La Lombardia è tra le regioni con i più alti livelli di attività fisica secondo le Schede Regionali del Rapporto Sport 2025, e Milano ne è il baricentro. La città presenta una quota elevata di sportivi continuativi, superiore alla media nazionale (28,6%); una sedentarietà più bassa rispetto al dato italiano del 33,2%; una forte presenza di giovani e professionisti che integrano l’attività fisica nella routine quotidiana.
Milano è la città dove la cultura del benessere è ormai parte dell’identità urbana: running, palestre, padel, ciclismo urbano e sport outdoor sono diventati elementi strutturali della vita metropolitana.
Il Rapporto nazionale evidenzia che oltre il 40% degli impianti italiani risale agli anni ’70-’80, e Milano non fa eccezione. La città dispone di una rete ampia ma eterogenea: grandi poli d'eccellenza (Arena Civica, Forum di Assago); impianti comunali storici che necessitano di riqualificazione; una crescita significativa di centri privati e boutique gym, trainati dalla domanda di servizi premium.
Milano è anche uno dei territori dove gli investimenti in rigenerazione sportiva generano il maggiore impatto sociale, in linea con il dato nazionale.

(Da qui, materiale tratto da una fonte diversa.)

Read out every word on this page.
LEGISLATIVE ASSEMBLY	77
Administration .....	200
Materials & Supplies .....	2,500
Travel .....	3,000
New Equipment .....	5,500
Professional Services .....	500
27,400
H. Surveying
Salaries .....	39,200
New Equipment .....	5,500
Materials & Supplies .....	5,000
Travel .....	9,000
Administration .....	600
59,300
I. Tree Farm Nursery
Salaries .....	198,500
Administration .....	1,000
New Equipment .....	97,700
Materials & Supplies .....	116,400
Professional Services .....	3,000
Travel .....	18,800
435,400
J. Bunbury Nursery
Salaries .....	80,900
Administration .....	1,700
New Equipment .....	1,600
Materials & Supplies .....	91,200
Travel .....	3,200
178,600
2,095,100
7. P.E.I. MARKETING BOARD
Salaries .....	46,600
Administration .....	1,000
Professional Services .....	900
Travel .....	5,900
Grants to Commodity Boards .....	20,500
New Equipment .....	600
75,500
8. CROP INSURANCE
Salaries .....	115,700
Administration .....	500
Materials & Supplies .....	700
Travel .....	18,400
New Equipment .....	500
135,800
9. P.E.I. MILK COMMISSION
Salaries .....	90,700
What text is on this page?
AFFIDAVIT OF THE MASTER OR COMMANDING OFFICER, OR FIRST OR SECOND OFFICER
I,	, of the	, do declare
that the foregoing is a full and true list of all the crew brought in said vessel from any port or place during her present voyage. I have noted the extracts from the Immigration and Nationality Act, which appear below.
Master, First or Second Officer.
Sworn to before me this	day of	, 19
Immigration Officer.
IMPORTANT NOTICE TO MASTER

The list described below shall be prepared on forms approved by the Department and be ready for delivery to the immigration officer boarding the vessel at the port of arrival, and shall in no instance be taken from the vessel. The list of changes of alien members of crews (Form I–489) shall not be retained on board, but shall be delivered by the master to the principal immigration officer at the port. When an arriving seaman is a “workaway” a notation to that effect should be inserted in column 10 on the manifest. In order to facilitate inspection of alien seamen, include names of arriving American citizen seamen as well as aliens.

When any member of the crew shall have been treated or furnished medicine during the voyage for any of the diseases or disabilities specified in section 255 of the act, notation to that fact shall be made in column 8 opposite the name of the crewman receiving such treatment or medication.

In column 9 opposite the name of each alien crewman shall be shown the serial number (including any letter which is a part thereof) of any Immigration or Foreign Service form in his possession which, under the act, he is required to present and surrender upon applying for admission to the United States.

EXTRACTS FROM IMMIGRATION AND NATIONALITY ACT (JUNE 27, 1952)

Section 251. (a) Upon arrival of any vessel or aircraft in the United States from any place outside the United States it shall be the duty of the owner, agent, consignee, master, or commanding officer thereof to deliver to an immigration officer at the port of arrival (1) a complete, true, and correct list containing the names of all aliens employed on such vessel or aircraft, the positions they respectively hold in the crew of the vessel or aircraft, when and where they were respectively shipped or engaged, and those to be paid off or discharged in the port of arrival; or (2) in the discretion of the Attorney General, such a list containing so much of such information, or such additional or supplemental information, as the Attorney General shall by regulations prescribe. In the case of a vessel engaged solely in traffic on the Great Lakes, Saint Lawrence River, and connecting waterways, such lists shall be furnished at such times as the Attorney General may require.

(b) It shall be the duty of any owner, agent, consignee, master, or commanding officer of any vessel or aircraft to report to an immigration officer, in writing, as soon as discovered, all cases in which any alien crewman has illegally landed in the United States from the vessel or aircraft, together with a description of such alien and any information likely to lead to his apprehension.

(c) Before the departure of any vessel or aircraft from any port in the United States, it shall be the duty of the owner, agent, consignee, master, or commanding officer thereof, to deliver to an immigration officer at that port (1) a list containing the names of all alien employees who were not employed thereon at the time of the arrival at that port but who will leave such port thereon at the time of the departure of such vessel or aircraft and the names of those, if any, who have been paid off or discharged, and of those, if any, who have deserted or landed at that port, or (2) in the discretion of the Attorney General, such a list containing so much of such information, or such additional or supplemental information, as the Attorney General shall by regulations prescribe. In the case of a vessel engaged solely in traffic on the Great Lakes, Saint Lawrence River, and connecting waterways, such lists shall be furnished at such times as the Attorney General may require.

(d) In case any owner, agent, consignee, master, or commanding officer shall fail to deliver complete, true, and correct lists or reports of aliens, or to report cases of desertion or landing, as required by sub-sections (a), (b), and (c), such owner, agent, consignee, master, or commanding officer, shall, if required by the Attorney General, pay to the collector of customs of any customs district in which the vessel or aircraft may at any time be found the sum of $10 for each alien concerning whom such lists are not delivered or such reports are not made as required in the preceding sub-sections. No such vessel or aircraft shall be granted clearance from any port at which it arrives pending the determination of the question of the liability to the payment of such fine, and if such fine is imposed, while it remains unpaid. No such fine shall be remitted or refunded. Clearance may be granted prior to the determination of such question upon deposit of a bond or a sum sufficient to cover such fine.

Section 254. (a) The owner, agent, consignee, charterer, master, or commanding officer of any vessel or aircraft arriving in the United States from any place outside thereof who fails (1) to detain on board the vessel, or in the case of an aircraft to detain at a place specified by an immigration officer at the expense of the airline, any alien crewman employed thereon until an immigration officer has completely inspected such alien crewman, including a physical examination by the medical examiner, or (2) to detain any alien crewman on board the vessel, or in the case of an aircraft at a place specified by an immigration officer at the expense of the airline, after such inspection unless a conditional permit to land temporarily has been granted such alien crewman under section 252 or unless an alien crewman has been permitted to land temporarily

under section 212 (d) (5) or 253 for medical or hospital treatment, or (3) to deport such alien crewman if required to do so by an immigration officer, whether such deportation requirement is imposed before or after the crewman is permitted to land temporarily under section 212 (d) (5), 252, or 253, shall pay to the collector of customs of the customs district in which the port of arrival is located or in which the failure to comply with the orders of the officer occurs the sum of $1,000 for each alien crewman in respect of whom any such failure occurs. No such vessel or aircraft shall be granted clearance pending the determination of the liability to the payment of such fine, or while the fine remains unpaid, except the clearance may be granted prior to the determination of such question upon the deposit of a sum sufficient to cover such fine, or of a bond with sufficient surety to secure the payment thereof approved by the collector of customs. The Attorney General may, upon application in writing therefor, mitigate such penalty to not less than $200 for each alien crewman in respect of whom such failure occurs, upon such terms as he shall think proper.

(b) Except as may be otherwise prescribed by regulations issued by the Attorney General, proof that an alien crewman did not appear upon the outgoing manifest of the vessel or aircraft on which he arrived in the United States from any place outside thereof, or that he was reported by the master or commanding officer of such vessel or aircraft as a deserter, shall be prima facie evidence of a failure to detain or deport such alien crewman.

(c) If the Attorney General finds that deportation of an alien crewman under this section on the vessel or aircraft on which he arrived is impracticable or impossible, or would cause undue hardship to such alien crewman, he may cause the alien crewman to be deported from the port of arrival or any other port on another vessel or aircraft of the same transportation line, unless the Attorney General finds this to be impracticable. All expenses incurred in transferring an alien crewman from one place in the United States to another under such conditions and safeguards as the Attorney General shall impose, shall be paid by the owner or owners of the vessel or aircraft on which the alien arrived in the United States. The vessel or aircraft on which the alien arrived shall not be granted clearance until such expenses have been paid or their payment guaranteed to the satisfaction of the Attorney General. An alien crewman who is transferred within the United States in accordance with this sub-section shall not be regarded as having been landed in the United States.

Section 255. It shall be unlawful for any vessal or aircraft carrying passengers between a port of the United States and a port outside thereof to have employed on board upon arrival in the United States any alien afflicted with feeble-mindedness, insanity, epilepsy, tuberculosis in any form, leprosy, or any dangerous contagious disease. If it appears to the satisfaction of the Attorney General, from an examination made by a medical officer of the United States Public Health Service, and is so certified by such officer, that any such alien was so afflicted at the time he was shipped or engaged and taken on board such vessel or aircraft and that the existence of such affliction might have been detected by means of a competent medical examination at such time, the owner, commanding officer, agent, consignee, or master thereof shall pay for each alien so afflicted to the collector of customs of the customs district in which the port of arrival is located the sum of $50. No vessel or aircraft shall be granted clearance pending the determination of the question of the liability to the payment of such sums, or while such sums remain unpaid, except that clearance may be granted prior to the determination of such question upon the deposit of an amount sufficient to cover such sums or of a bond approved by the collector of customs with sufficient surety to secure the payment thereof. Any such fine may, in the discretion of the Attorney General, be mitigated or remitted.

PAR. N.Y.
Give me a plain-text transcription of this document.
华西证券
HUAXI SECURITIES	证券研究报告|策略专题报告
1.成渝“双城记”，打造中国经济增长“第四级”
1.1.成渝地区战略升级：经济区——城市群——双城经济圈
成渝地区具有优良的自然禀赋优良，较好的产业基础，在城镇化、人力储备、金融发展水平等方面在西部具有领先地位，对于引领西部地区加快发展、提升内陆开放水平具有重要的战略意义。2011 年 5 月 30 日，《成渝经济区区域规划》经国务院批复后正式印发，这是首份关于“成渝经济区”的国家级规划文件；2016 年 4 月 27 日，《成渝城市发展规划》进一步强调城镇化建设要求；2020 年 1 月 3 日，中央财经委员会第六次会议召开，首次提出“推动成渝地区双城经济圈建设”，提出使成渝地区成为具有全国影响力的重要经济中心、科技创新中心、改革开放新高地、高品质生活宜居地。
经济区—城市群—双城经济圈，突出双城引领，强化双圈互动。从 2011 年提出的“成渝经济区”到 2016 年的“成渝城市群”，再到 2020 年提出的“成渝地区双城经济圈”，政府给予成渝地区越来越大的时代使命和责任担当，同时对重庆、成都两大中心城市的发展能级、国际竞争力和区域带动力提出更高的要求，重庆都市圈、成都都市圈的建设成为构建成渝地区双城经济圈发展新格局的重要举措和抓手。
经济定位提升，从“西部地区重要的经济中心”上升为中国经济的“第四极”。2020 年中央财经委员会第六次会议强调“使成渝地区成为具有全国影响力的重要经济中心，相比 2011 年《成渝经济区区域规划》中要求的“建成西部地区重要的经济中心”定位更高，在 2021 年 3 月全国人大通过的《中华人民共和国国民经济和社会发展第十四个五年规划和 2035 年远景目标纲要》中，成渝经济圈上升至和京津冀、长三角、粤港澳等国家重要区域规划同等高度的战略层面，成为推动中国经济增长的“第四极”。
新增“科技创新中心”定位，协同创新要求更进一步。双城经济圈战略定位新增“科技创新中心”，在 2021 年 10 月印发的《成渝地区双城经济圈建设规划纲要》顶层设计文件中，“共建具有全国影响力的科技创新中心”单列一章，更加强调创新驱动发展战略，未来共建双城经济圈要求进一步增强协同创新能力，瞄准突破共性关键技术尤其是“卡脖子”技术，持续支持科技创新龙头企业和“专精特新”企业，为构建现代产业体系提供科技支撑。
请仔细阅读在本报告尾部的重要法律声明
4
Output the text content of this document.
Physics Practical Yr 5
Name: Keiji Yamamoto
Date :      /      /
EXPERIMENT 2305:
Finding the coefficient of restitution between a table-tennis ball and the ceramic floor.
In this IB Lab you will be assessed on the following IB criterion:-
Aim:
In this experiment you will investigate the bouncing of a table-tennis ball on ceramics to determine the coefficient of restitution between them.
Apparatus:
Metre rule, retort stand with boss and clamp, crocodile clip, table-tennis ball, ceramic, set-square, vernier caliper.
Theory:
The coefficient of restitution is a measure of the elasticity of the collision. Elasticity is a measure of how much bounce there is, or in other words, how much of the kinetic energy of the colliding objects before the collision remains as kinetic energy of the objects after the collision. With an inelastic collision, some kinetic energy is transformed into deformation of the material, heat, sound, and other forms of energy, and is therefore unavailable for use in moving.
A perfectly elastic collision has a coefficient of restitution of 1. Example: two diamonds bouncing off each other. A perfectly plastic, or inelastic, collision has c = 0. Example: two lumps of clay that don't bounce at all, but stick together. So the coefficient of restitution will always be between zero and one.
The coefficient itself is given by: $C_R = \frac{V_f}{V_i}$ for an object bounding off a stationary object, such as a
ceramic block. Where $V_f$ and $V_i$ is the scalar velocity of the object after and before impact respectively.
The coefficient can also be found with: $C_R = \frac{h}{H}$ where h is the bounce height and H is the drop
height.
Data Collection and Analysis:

Lo sport a Milano non si pratica solo negli impianti: la città è diventata un laboratorio di mobilità attiva, con piste ciclabili, percorsi running e spazi pubblici che favoriscono l’attività fisica quotidiana. Il confine tra sport e mobilità si assottiglia: correre lungo i Navigli, pedalare verso l’ufficio, fare yoga nei parchi sono pratiche ormai diffuse e socialmente riconosciute.
Dalla lettura del Rapporto Sport 2025 applicata al contesto milanese emergono tre tendenze: lo sport come stile di vita urbano (Milano è la città dove l’attività fisica è parte della quotidianità, non un'attività separata), la domanda crescente di qualità e innovazione (i cittadini chiedono impianti moderni, servizi digitali, spazi accessibili e multifunzionali) e la rigenerazione urbana (lo sport diventa infrastruttura sociale).